«Ho martirizzato questo giovanotto»
Il brano che segue è tratto da il Centogiro, la nostra raccolta del 2017 dedicata alle prime 99 (più una) edizioni del Giro d'Italia. Originariamente intitolato "Non ci credo", racconta del Processo alla Tappa condotto da Sergio Zavoli al Giro del 1966. Ma racconta soprattutto di un giornalismo fatto sulla strada, senza il timore di commettere qualche piccola cattiveria, e con l'umiltà di ammetterlo.
Non ci credo
di Francesco Bozzi
Nel 1966 Londra diventava swinging e il Giro d'Italia, per non essere da meno, decideva di partire da Montecarlo. Il bell'Anquetil, il già grande Gimondi e il giovane Motta – che poi quel Giro l'avrebbe vinto – al posto di Beatles e Rolling Stones.
Lucillo Lievore, invece, a Londra non c'era mai stato, e neanche al Giro. Fino a qualche mese prima faceva il muratore a Breganze e nessuno gli aveva spiegato che il Giro fosse parecchio duro. Gli organizzatori gli avevano dato il numero 59, e fino alla 21a tappa, la Belluno-Vittorio Veneto, nessuno se ne accorse, forse nemmeno Lievore. Quel giorno Radiocorsa ripeté il 59 all'infinito. Lievore era uscito in solitaria dal ventre del plotone ed era riuscito ad accumulare un vantaggio di 38' sul gruppo. Il solo Pietro Scandelli lo inseguiva in bici, mentre Sergio Zavoli lo puntava a bordo di una moto. Si accostò, microfono in mano.
«Una bella soddisfazione, eh Lievore?».
«Mi prendono».
«Ma non dica così, ha ancora una quindicina di minuti sul gruppo!».
«Non ci credo. Ma quanta salita c'è ancora?».
«È quasi finita. Coraggio Lievore».
«Non credo, prima o poi mi prendono».
«Ma perché lei è ossessionato da questo pensiero? Ha un margine sufficiente».
«Eh ma sono in crisi adesso».
La tappa non era affatto "quasi finita". Scandelli raggiunse Lievore e lo sorpassò senza voltarsi. Mentre Scandelli si allontanava, anche il gruppo rinveniva.
«Lievore lei è fidanzato?».
«No».
«A chi dedica questa bella prova di oggi?».
«Ai miei genitori e alla mia società».
«Le servono gli incitamenti da parte del suo direttore?».
«Non riesco a parlare, mi viene da piangere.
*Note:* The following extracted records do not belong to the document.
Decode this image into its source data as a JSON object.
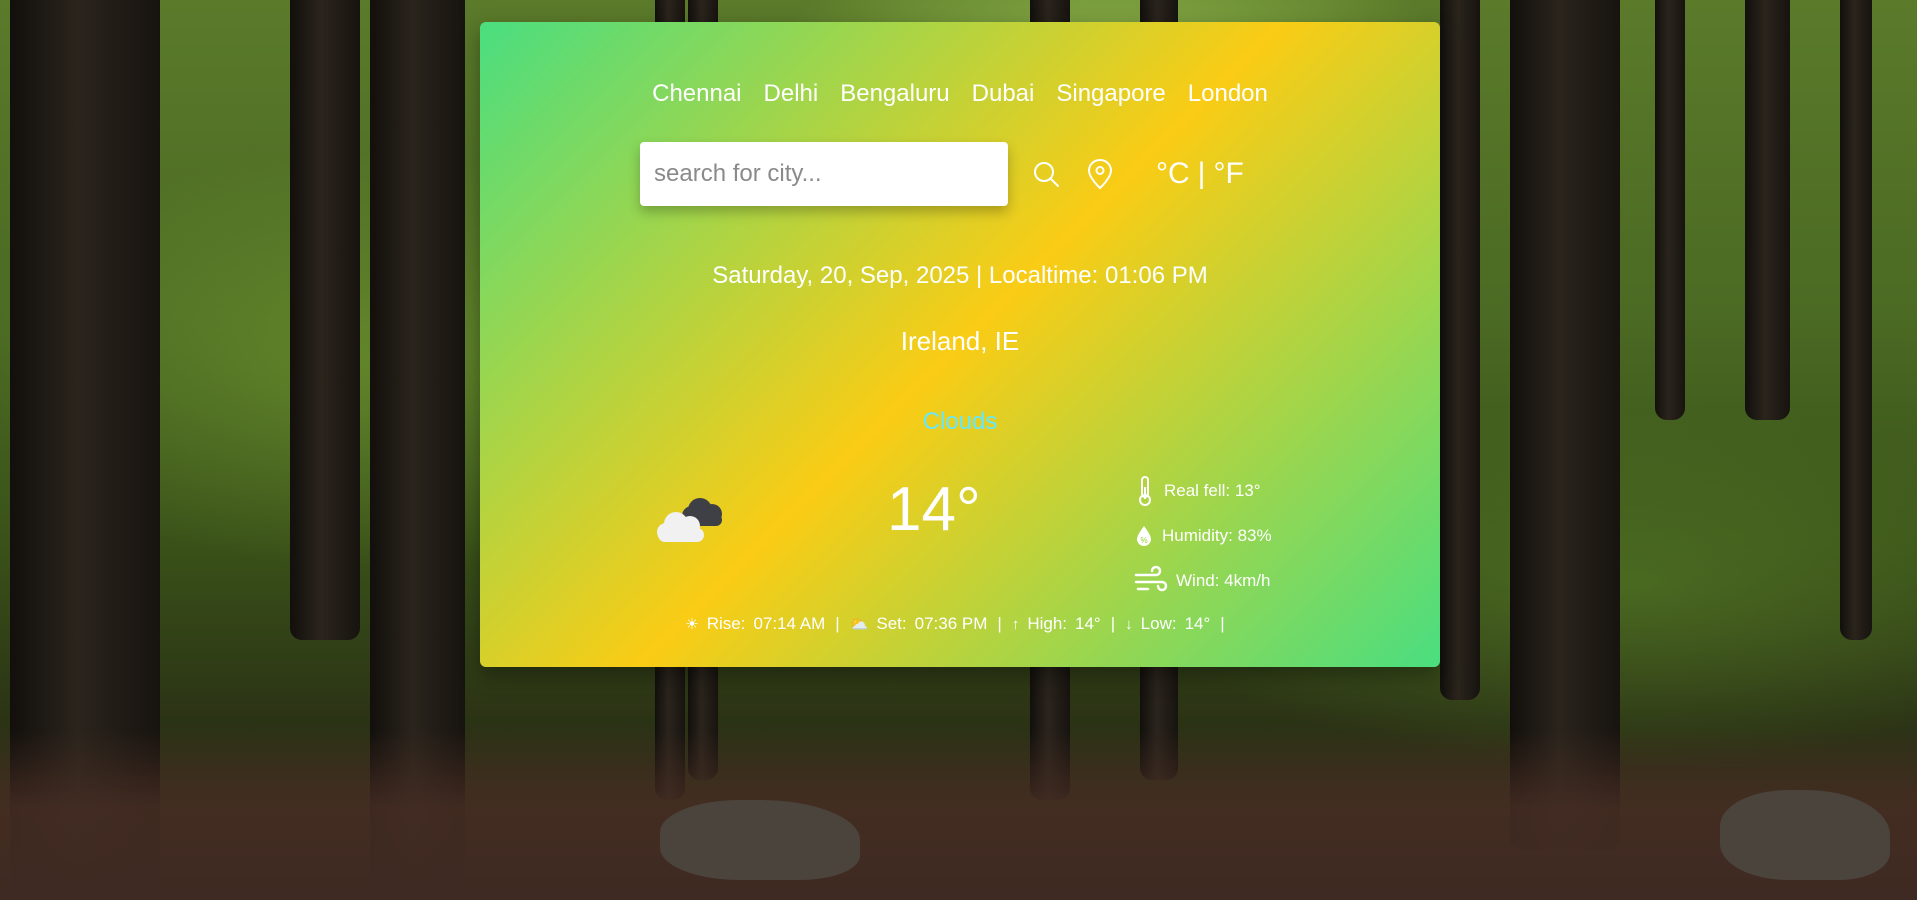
{
  "cities": [
    "Chennai",
    "Delhi",
    "Bengaluru",
    "Dubai",
    "Singapore",
    "London"
  ],
  "search": {
    "placeholder": "search for city..."
  },
  "icons": {
    "search": "search-icon",
    "location": "location-pin-icon",
    "temperature": "thermometer-icon",
    "humidity": "droplet-icon",
    "wind": "wind-icon",
    "weather": "cloud-icon",
    "sunrise": "sun-icon",
    "sunset": "cloud-sun-icon",
    "high": "arrow-up-icon",
    "low": "arrow-down-icon"
  },
  "units": {
    "celsius": "°C",
    "separator": "|",
    "fahrenheit": "°F"
  },
  "datetime": "Saturday, 20, Sep, 2025 | Localtime: 01:06 PM",
  "location": "Ireland, IE",
  "condition": "Clouds",
  "temperature": "14°",
  "details": {
    "real_feel": "Real fell: 13°",
    "humidity": "Humidity: 83%",
    "wind": "Wind: 4km/h"
  },
  "footer": {
    "rise_label": "Rise:",
    "rise_value": "07:14 AM",
    "set_label": "Set:",
    "set_value": "07:36 PM",
    "high_label": "High:",
    "high_value": "14°",
    "low_label": "Low:",
    "low_value": "14°",
    "separator": "|"
  },
  "colors": {
    "card_gradient_start": "#4ade80",
    "card_gradient_mid": "#facc15",
    "condition_text": "#67e8f9"
  }
}
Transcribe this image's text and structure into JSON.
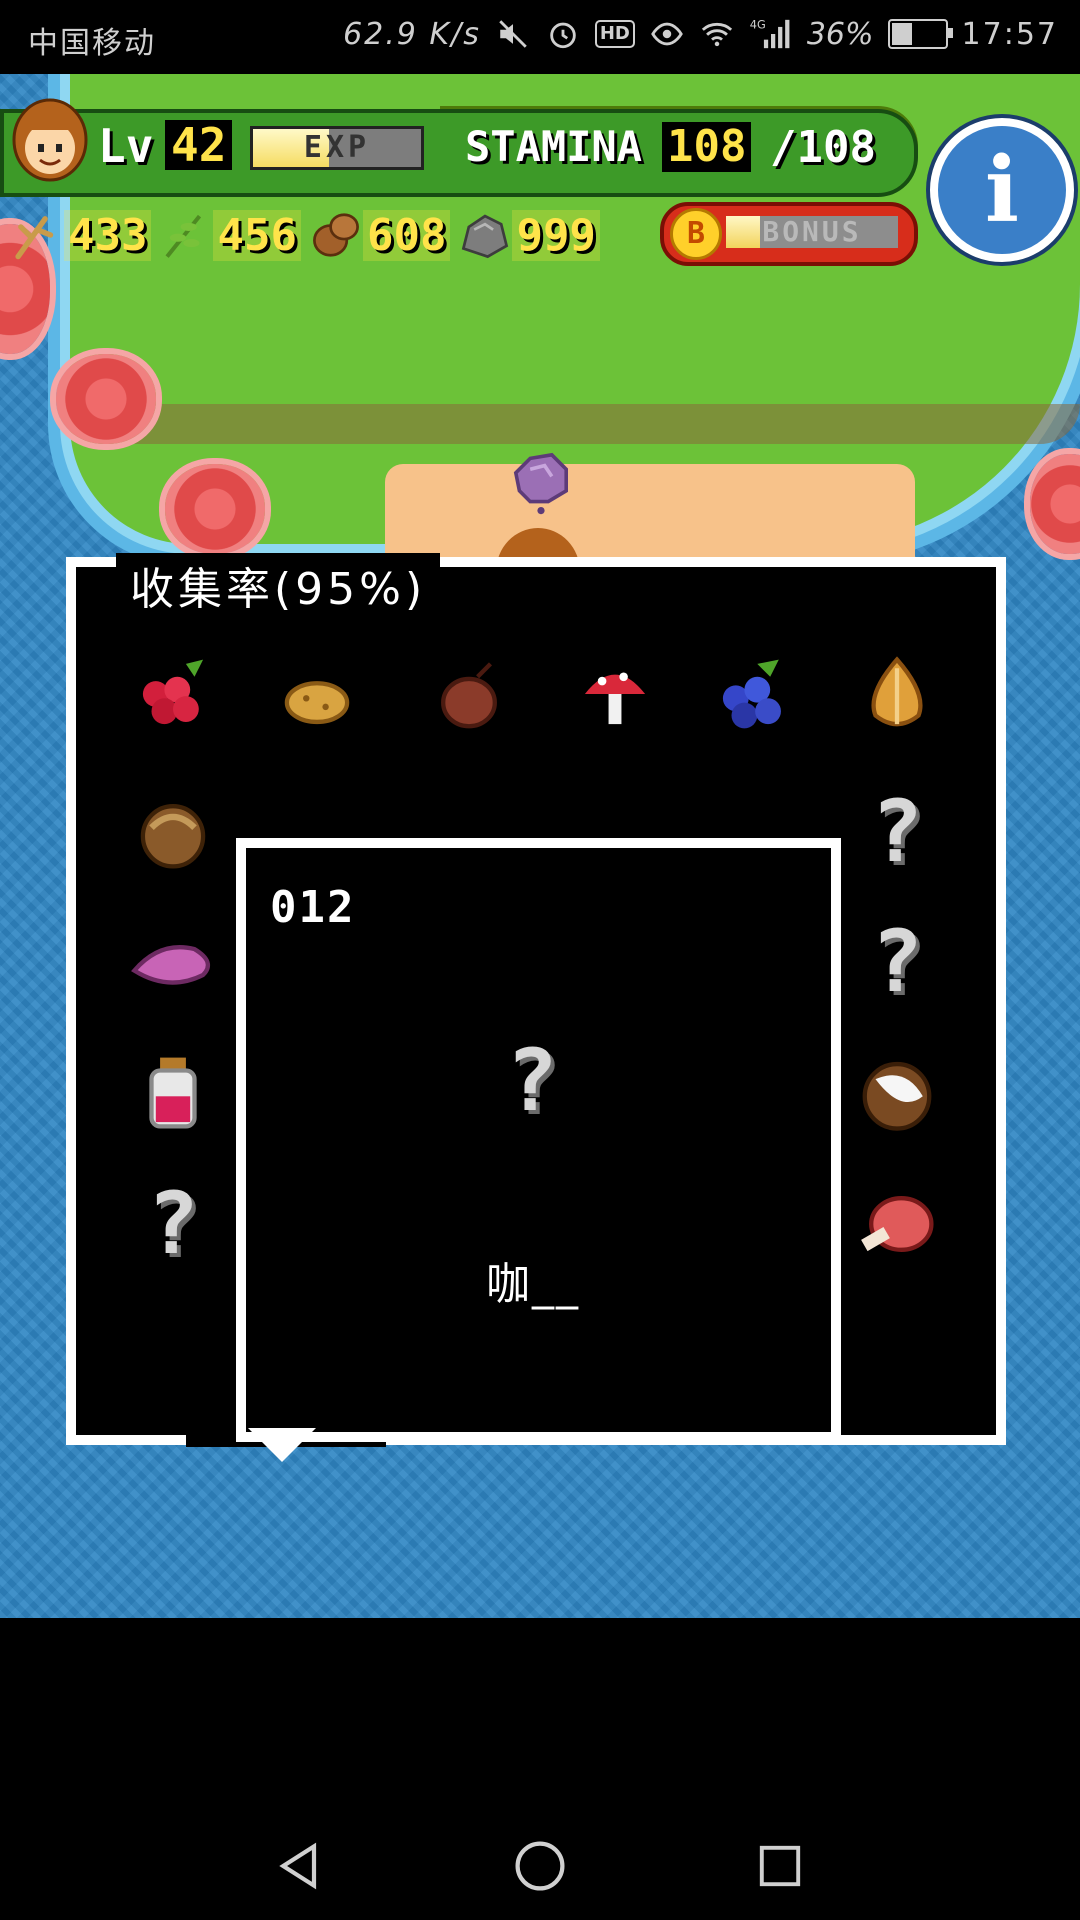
{
  "status_bar": {
    "carrier": "中国移动",
    "net_speed": "62.9 K/s",
    "hd": "HD",
    "signal_label": "4G",
    "battery": "36%",
    "battery_level": 0.36,
    "time": "17:57",
    "icons": [
      "mute-icon",
      "alarm-icon",
      "eye-icon",
      "wifi-icon",
      "signal-icon",
      "battery-icon"
    ]
  },
  "hud": {
    "level_label": "Lv",
    "level": "42",
    "exp_label": "EXP",
    "exp_level": 0.45,
    "stamina_label": "STAMINA",
    "stamina": "108",
    "stamina_max": "/108",
    "info_label": "i"
  },
  "resources": [
    {
      "icon": "branch-icon",
      "value": "433"
    },
    {
      "icon": "herb-icon",
      "value": "456"
    },
    {
      "icon": "nut-icon",
      "value": "608"
    },
    {
      "icon": "stone-icon",
      "value": "999"
    }
  ],
  "bonus": {
    "coin_label": "B",
    "label": "BONUS",
    "level": 0.2
  },
  "collection": {
    "title": "收集率(95%)",
    "items": [
      {
        "icon": "raspberry-icon"
      },
      {
        "icon": "potato-icon"
      },
      {
        "icon": "chestnut-icon"
      },
      {
        "icon": "mushroom-icon"
      },
      {
        "icon": "blueberry-icon"
      },
      {
        "icon": "onion-icon"
      },
      {
        "icon": "acorn-icon"
      },
      {
        "icon": "sweet-potato-icon"
      },
      {
        "icon": "jam-jar-icon"
      },
      {
        "icon": "unknown-icon",
        "text": "?"
      },
      {
        "icon": "unknown-icon",
        "text": "?"
      },
      {
        "icon": "unknown-icon",
        "text": "?"
      },
      {
        "icon": "coconut-icon"
      },
      {
        "icon": "meat-icon"
      }
    ]
  },
  "detail": {
    "number": "012",
    "unknown_mark": "?",
    "name": "咖__"
  },
  "colors": {
    "grass": "#6cc238",
    "water": "#2f86c4",
    "sand": "#f7c28a",
    "stamina": "#a7d82c",
    "hud_green": "#3d9a28",
    "number_yellow": "#ffe34a",
    "bonus_red": "#d72d1b",
    "info_blue": "#3a7fc8"
  },
  "navbar": [
    "back-icon",
    "home-icon",
    "recents-icon"
  ]
}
Mi prendono, dietro».
Con il rimorso di un padre che si sente in colpa per aver mentito a un figlio in difficoltà, anche se a fin di bene, Zavoli dava pacche rincuoranti sulle spalle stremate di Lievore. Più tardi bollò il suo comportamento come una "cattiva azione". «Ho martirizzato questo giovanotto», disse al Processo alla Tappa, cercando di farsi perdonare. Lievore però non pretendeva alcuna scusa: lui, alle parole di Zavoli, non ci aveva mica mai creduto.